Walker's journey down memory lane into his childhood has had me searching on Ebay for toys that I probably threw away or sold for fifty cents in a garage sale many years ago. The only affordable “collectible” I could find in what seemed like mint condition for a toy from 1984 was a Ghostbusters Ghost Zapper. It is essentially like a flashlight with a disc that projects pictures of six ghosts on the wall of a darkened room.
When the Ghost Zapper arrived, I was pleasantly surprised at the good condition of the original box, essential to the quadruple value I had paid for the thing. The ad on Ebay had made no mention of any parts missing. You Ebay buyers and sellers out there probably know that the description of the item is a serious thing. You have to read every word, check the ratings of the seller, etc. Sellers generally describe every possible defect to avoid returns or the ever dreaded negative rating.
Walker opened his package on Christmas Eve, and was initially delighted. But a minute later, he said, “Didn’t it come with stickers?” As per the first item in the instructions, he was looking for the Ghostbusters logo decals to apply them. We looked through all the packaging materials, and indeed there were no stickers. “It’ll be okay,” he assured me. He hates to see his mama upset about anything as much as any kid I’ve ever seen. We moved on to other gifts, but the Ghostblaster was his main gift, and was ever so slightly tainted.
I wrote to the seller, who offered a small refund, which I refused and let him have a lesson on how to write a description. He offered a mild apology, but there was no way to make it right, or so I thought.
This morning, Walker proudly showed his new toy to his speech therapist, carefully enunciating “Ghostbusters” with his recently acquired “r” sound, and as I darkened the room, he demonstrated for us how it worked.
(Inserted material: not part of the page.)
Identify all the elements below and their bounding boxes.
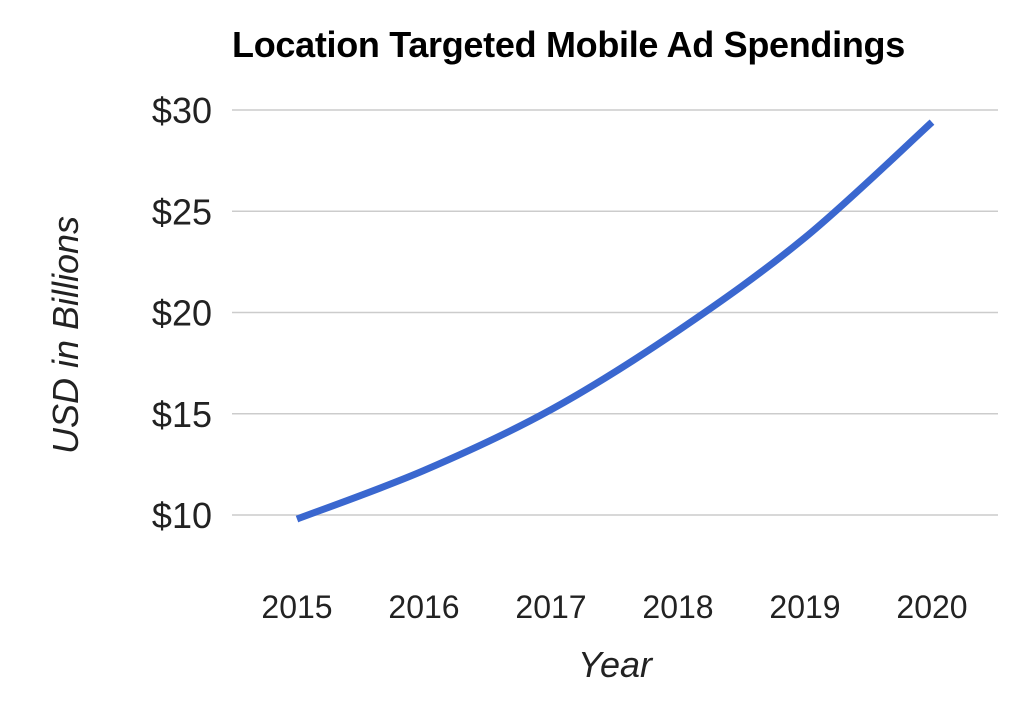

That was when I noticed that the toy now had stickers on the side and commented. A closer look revealed that they were scotch taped on. “Where did you get those,” I questioned, surprised and kind of pleased. At least I was until he told me had cut the box up to get the symbols. I guess it is okay. He’s happy, which was the whole point of the gift, and I’m not likely to auction his toy off anytime soon, but damn I wish I’d bought one without the box, but with the stickers for half the price.
I’m thankful for my inventive little guy who found a way to make his gift all that he dreamed it would be. I hope I always remember that happiness is what you make it.